Sonra da eklerler: “Geçti Bor’un pazarı, sür eşeğini Niğde’ye…”
Yıllardır İzmirli “sporu bilen” ve “sporun içinden gelen” spor yazarları, spor muhabirleri Alsancak Stadı’yla Atatürk Stadı’ndaki çileyi yaza yaza kamuoyuna gına getirdiler…
Ne zaman yazılsa, “bugün oy uğruna gündeme gelmeye çalışanlar” kıs kıs gülüyorlardı…
Hep aynı eleştiriyi de yaparlardı: “Isıta ısıta önümüze koyuyorsunuz.” Sizin anlayacağınız dilden: “Bu haberi yine yaptınız…”
O günlerde yazılanlardan, çizilenlerden haberi olmayanların, ne siyaset arenasında, ne spor piyasasında esamisi bile okunmuyordu…

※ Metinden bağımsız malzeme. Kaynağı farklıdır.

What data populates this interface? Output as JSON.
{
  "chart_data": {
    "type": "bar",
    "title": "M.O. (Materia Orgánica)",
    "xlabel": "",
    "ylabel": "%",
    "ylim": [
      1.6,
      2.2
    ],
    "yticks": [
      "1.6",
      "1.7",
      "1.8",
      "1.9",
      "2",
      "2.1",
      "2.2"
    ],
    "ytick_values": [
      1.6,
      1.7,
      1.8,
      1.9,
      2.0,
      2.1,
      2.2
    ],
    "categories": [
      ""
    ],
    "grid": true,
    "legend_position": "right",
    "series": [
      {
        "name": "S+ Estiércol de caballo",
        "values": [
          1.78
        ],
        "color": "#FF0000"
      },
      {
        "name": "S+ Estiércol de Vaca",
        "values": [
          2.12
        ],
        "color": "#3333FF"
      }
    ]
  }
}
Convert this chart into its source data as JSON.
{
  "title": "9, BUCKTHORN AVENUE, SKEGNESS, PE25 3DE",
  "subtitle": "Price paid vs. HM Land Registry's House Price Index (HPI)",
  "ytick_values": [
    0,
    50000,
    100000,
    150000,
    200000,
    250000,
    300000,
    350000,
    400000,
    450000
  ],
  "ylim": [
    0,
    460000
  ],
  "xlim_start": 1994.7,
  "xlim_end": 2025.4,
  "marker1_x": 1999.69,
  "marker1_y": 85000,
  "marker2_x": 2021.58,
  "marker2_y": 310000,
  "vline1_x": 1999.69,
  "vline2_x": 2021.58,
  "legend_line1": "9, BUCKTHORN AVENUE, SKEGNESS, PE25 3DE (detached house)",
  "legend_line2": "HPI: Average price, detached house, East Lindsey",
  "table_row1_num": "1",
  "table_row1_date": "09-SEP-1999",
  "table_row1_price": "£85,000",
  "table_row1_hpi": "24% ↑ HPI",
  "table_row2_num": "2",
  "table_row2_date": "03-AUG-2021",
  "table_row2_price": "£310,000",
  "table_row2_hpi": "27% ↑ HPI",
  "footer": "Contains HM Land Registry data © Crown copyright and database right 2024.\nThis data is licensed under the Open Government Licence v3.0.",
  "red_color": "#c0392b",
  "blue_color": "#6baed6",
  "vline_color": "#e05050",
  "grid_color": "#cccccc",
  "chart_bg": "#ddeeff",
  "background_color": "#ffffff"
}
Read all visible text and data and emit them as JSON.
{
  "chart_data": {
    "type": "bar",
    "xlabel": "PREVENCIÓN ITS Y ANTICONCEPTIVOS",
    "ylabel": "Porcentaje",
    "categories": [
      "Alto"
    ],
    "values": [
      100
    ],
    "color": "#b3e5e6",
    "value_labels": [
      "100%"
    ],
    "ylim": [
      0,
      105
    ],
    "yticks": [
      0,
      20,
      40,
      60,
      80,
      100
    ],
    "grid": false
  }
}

Haberturk Ege Bölge Temsilcisi, HT Egeli Genel Yayın Yönetmeni Osman Gencer başta olmak üzere, aynı gazetenin spor müdürü Erhan Hartaç da aylar önceden her iki stadın SOS verdiğini o kadar güzel anlattılar ki; spordan bihaber okuyucu bile “vah, elden gidiyor. İnşallah birilerinin üzerlerine yıkılmaz” diye yorum getirdi…
Ama Ankara’da uyudu… İzmir de…
Bizim spordan, hele hele futbolda profesör kesilenler, attıklarında da, mangalda kül bırakmayanlar ne yaptı?.. Boya, badana!..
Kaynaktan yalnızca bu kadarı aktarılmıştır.